- Born: Wendell Holmes Gilley August 21, 1904 Tremont, Maine, U.S.
- Died: April 24, 1983 (aged 78) Southwest Harbor, Maine, U.S.
- Occupations: Wood carver, plumber

= Wendell Gilley =

American bird watcher and artist (1904–1983)

Wendell Holmes Gilley (August 21, 1904 – April 24, 1983) was a bird watcher and artist who carved birds in wood on Mount Desert Island, Maine. He started out carving two-inch wooden birds for Abercrombie & Fitch.

== Biography ==
Gilley was born in Tremont, Maine, the son of Frank L. Gilley and Maud Gilley. He was married to Addie Lorinda Bragdon Gilley and had a son, Leonard, who was a poet and college professor.
Gilley built the Red Rooster camp in Surry, Maine, which he decorated with his own animal carvings, and had a plumbing business in Southwest Harbor, Maine. He published a book, The Art of Bird Carving (1961).

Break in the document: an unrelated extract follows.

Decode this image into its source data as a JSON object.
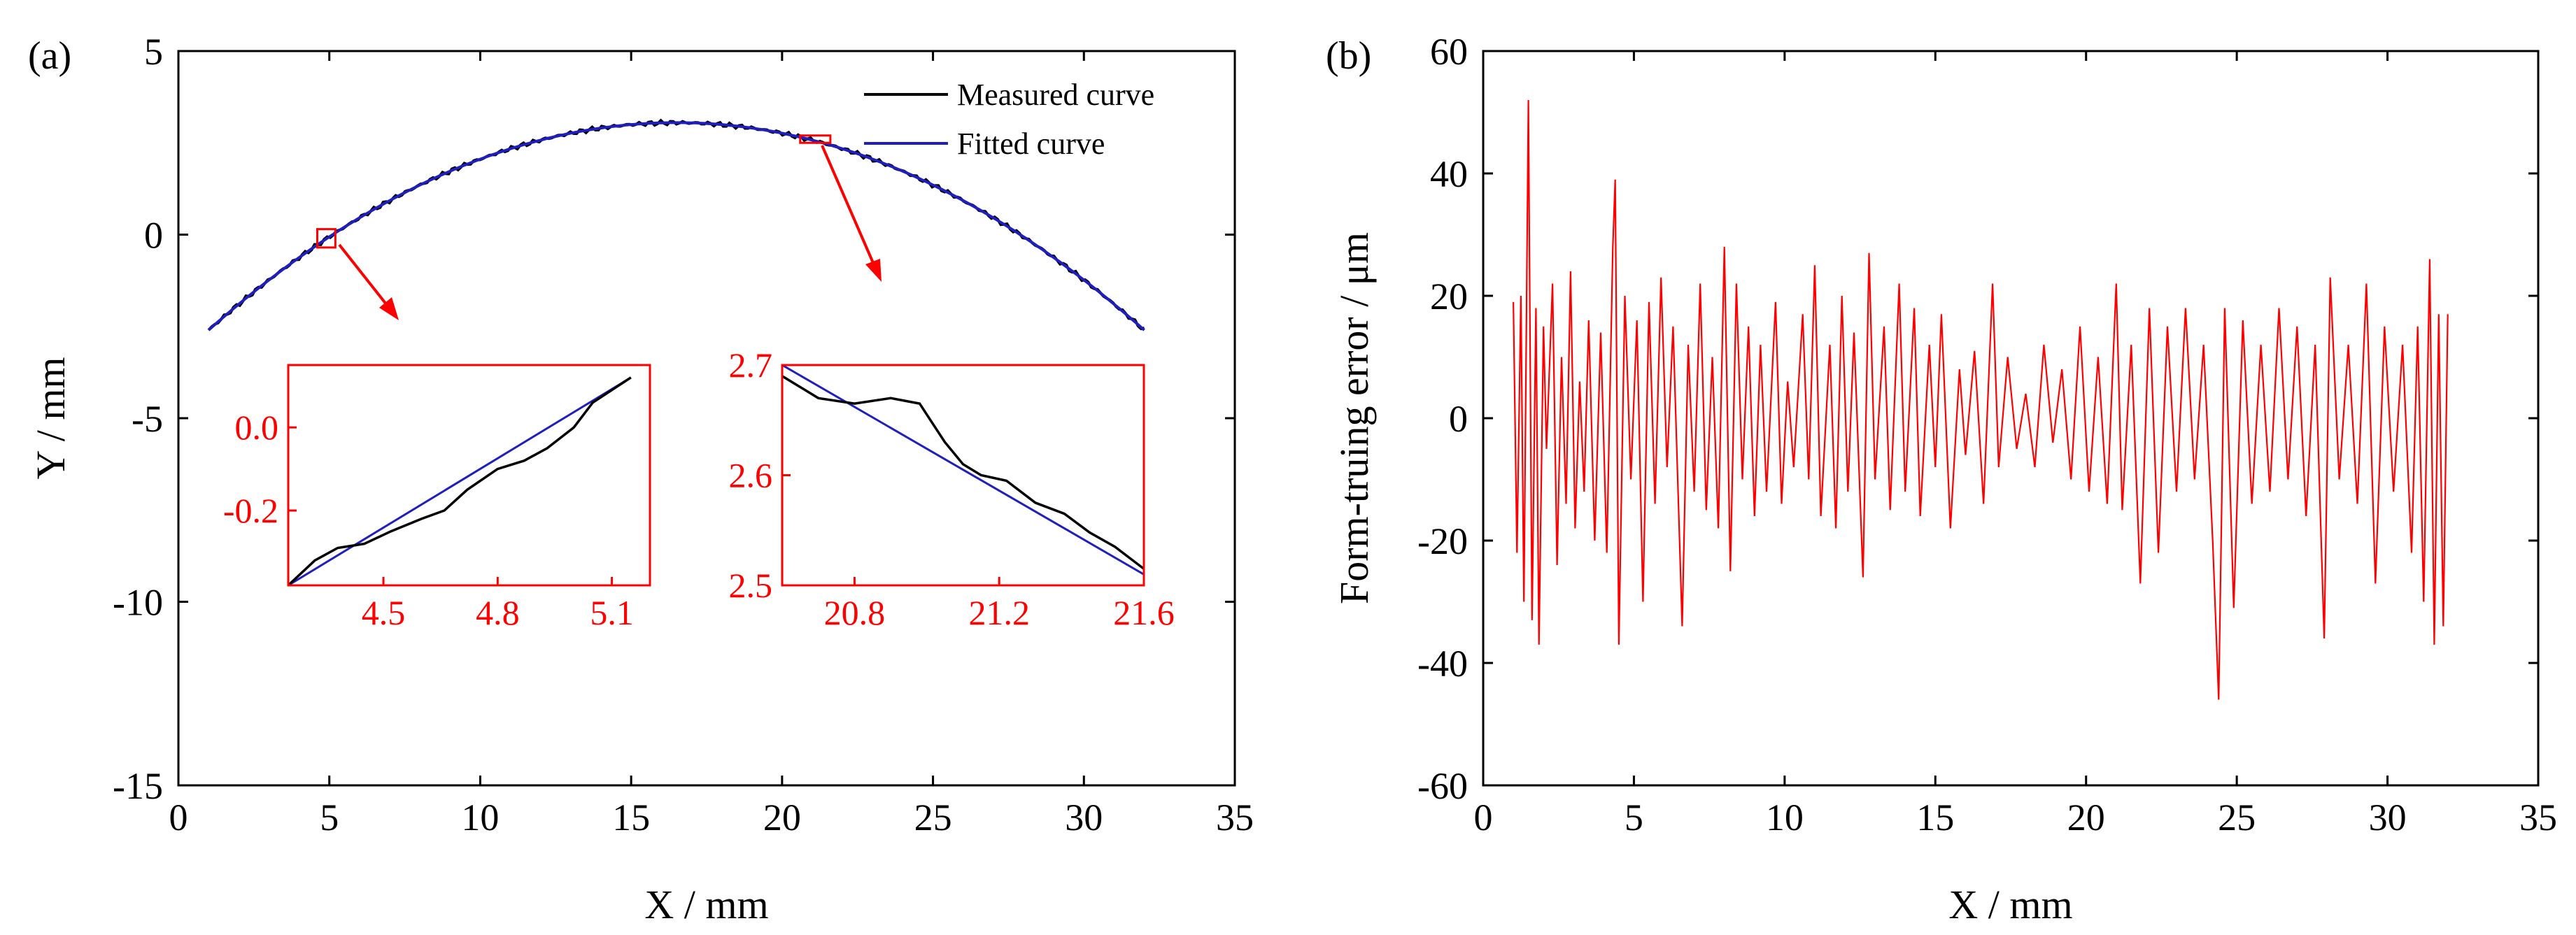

He was president of the National Wood Carvers Association. He died in 1983, in his late seventies. His cousin, Frank R. Gilley, bought the Red Rooster camp, and donated Gilley's works and tools to become a museum.

==Wendell Gilley Museum==
The Wendell Gilley Museum in Southwest Harbor, which opened in July 1981, displays hundreds of examples of Gilley's work. The museum also features works by other woodcarvers, including a collection of miniature waterfowl by the Cape Cod carver who inspired Gilley, A. Elmer Crowell.